Samsung Galaxy Note 3 photo sample
Samsung Galaxy Note 4 photo sample
With OIS on-board this is one of the best all-round cameras we’ve used. Optical Image Stabilisation means you’ll experience less hand-shake blur when using slower shutter speeds in low light, which in turn means more light will get to the pixels. The Note 4 also offers an improved front-mounted selfie camera, with a 3.7-megapixel sensor to the Note 3’s 2-megapixel one.
It builds on the S5’s shooting functionality, making it one of the best all-round smartphone cameras we’ve used. Whether it’s close-up macro-style images or from a distance, the Note 4 delivers greater detail, improved sharpness and generally more vibrant image quality compared to the Note 3.
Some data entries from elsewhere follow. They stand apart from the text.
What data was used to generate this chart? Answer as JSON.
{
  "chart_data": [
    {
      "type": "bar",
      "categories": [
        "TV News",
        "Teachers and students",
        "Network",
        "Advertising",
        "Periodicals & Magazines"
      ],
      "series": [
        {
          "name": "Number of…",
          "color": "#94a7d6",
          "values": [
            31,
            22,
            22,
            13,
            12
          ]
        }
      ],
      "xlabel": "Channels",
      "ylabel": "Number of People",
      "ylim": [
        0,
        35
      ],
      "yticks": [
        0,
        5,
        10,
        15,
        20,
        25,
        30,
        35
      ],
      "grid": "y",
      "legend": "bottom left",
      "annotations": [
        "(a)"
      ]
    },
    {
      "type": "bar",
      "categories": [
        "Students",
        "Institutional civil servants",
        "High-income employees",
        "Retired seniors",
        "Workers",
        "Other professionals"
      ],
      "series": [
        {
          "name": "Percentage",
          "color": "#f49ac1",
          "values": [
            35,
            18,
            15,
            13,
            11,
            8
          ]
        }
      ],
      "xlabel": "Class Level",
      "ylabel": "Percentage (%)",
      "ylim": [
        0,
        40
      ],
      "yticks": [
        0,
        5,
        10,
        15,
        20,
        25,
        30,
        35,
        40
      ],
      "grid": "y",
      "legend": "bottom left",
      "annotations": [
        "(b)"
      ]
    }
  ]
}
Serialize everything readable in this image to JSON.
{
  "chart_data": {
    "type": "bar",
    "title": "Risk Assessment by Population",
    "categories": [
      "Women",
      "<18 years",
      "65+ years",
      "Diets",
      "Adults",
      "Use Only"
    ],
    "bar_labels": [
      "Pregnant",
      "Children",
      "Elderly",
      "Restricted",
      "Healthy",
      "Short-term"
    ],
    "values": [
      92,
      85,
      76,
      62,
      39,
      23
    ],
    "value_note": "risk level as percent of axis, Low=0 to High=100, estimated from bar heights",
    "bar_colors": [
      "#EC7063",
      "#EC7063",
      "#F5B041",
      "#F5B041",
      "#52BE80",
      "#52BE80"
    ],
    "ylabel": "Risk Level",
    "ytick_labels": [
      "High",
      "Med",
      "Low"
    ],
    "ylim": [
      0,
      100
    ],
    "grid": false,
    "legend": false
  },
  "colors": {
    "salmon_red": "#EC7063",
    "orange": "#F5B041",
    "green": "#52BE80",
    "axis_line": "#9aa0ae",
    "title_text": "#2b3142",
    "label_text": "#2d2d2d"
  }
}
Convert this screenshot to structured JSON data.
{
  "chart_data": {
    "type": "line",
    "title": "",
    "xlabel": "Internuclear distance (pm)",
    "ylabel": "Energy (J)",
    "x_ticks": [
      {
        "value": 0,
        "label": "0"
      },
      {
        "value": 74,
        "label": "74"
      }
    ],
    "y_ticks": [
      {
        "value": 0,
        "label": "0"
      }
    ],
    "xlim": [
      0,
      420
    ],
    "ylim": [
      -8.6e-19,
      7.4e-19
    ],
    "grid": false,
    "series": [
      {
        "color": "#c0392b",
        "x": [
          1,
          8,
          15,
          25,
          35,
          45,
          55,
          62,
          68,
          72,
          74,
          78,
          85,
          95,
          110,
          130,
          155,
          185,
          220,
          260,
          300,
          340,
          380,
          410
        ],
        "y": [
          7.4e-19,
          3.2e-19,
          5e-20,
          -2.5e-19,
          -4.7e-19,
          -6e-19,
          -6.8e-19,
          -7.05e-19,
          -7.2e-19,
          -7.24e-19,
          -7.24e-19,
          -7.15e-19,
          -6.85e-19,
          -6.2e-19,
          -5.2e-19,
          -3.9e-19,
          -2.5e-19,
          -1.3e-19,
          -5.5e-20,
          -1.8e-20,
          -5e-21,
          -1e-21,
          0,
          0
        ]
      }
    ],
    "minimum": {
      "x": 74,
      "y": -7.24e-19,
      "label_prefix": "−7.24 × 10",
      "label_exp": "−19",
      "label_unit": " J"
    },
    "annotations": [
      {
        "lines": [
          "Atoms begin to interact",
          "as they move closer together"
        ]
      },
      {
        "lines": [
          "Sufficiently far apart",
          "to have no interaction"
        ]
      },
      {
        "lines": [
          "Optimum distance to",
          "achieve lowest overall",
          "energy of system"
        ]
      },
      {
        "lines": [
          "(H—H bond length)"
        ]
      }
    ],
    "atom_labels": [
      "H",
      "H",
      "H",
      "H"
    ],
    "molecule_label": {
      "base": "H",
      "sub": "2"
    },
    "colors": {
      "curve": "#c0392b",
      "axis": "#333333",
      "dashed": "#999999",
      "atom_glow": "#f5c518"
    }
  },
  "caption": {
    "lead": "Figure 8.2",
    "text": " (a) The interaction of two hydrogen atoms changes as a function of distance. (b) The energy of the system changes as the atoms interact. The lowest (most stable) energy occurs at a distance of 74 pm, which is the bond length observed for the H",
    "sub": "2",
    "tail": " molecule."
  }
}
HDR mode is one of Samsung’s strengths and it really impresses on the new Samsung phablet. While low-light shooting isn’t entirely free from some image noise, OIS does manage to produce brighter, more detailed images when shooting conditions are more challenging.
Like the S5 and the Note 3 you can shoot video at up to 4K resolution, although you have to sacrifice some of the more useful camera modes such as Dual Camera and HDR. That’s not a big issue here, as Full HD 1080p footage is still strong and the addition of optical video stabilisation is another reason you’ll get better results from the new Note.
If we’re honest, we were a tiny bit disappointed with the Note 3 when it arrived. It just wasn’t quite the upgrade over the Note 2 that we were hoping for.
With the Note 4 it’s an entirely different story. There’s the design improvements, a better camera and the screen is a massive upgrade from the Note 3. If you’re buying the Note 4 for the S Pen, the software that makes best use of it isn’t radically different, but it’s a more fluid and accurate experience.
The Note 4 is still one of the priciest big phones to buy, but if you are sold on the Galaxy Note vision, then it’s a no-brainer to make the upgrade. Especially if you live in the UK and want a Note 5.